Um die Kompetenzen der Schülerinnen und Schüler im sozial-emotionalen Bereich, in der Kommunikation und Kooperation weiterzuentwickeln, ist das Tischgruppenmodell eine organisatorisch sinnvolle Einrichtung. Eine Tischgruppe ist keine bloße Sitzgruppe, sondern stellt eine Lerngruppe dar. Geschlechtermischung und Leistungsunterschiede in der Lerngruppe stellen Anforderungen an jeden Einzelnen. Sie verlangen die Entwicklung von Akzeptanz, Offenheit, Flexibilität und vor allem auch Teamfähigkeit. Die Tischgruppe als Organisationsstruktur bietet somit den Rahmen, in dem die Schülerinnen und Schüler ihre Lernprozesse mitgestalten und mitverantworten.

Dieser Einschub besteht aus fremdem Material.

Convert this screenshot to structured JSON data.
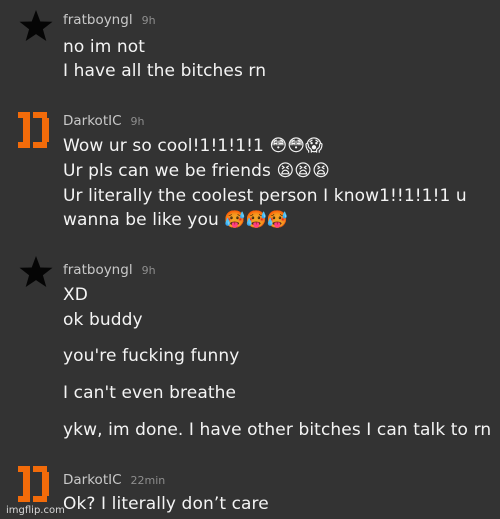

Die Konzeption der Offenen Schule

Rituale und andere konzeptionelle Bestandteile der OSW wie das Freie Lernen, Mensadienst, Wochenarbeitsplan, Schüler-Eltern-Lehrer-Gespräche zu jedem Halbjahr, Praktika, themengebundene Kompaktwochen, Klassenfahrten und der Klassenrat sind Elemente des Schullebens, an denen alle Kinder teilhaben und von denen sie profitieren. Inklusion beschränkt sich so nicht ausschließlich auf den Klassenraum, sondern durchdringt alle Bereiche des Schulalltags: Mitarbeiterinnen und Mitarbeiter in Bibliothek, Mensa, Cafeteria und Sekretariat und die Hausmeister sind offen für die Kinder und ihre Bedürfnisse.
Doch auch wenn alle beteiligten Kolleginnen und Kollegen, die Schulleitung, aber auch alle Schülerinnen und Schüler und die Eltern ihren Beitrag zum Gelingen leisten, spüren wir jeden Tag, dass wir die Belastungsgrenze erreichen, wenn wir weiterhin den Ansprüchen der Inklusion gerecht werden wollen.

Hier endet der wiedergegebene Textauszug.